The efficacy and toxicity of azidothymidine (AZT) in the treatment of patients with AIDS and AIDS-related complex (ARC): an open uncontrolled treatment study.

The efficacy and toxicity of oral azidothymidine has been studied in 145 patients with the acquired immunodeficiency syndrome (AIDS) or AIDS-related complex (ARC). The median survival time of AIDS patients on azidothymidine was 4.5 times higher when compared to a historical AIDS group who had not received the drug. This result must be interpreted with caution because of changes in treatment of HIV infection and growing awareness of AIDS which may have led to earlier diagnosis in the group treated with azidothymidine. The mortality was significantly higher in those patients who received transfusions and was particularly high in those who were transfused before azidothymidine. There was a significant difference in the occurrence of opportunistic infections in the patients who received transfusions compared with those who did not. AIDS patients treated immediately after an episode of Pneumocystis carinii pneumonia survived significantly longer than those in whom treatment was delayed for three months or more, and longer than those who were treated with azidothymidine because of another opportunistic infection or Kaposi's sarcoma. The T4 cell median counts increased in patients treated with azidothymidine reaching a peak at the end of the fourth month of treatment in the ARC group and at the end of the first month in the AIDS group with a subsequent fall in both groups. Sixty per cent of patients were p24 viral antigen positive at the start of treatment and 19 per cent of these patients had a fall of more than 50 per cent in antigen level while 32 per cent became antigen negative following treatment with azidothymidine.

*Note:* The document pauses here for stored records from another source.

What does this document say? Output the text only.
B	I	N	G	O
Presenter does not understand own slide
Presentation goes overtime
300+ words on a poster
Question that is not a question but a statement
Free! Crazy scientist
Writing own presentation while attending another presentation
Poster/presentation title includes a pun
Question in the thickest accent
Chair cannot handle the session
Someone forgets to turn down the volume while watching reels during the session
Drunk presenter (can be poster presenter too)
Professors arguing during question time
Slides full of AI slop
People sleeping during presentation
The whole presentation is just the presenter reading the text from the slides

The mortality in the patients where the antigen disappeared or in whom there was a major fall of more than 50 per cent in antigen level was significantly less than in those where there was no change in antigen level. Twenty-nine patients were treated with azidothymidine because of skin Kaposi's sarcoma and in 17 tumour regressed or was stable. Thirty-two per cent of patients treated with azidothymidine became anaemic. Neutropenia occurred in 3 per cent of patients. Platelets increased initially after treatment but subsequently fell to thrombocytopenic levels in eight patients. Nine of 12 patients with thrombocytopenia before azidothymidine was commenced responded with an increased platelet count.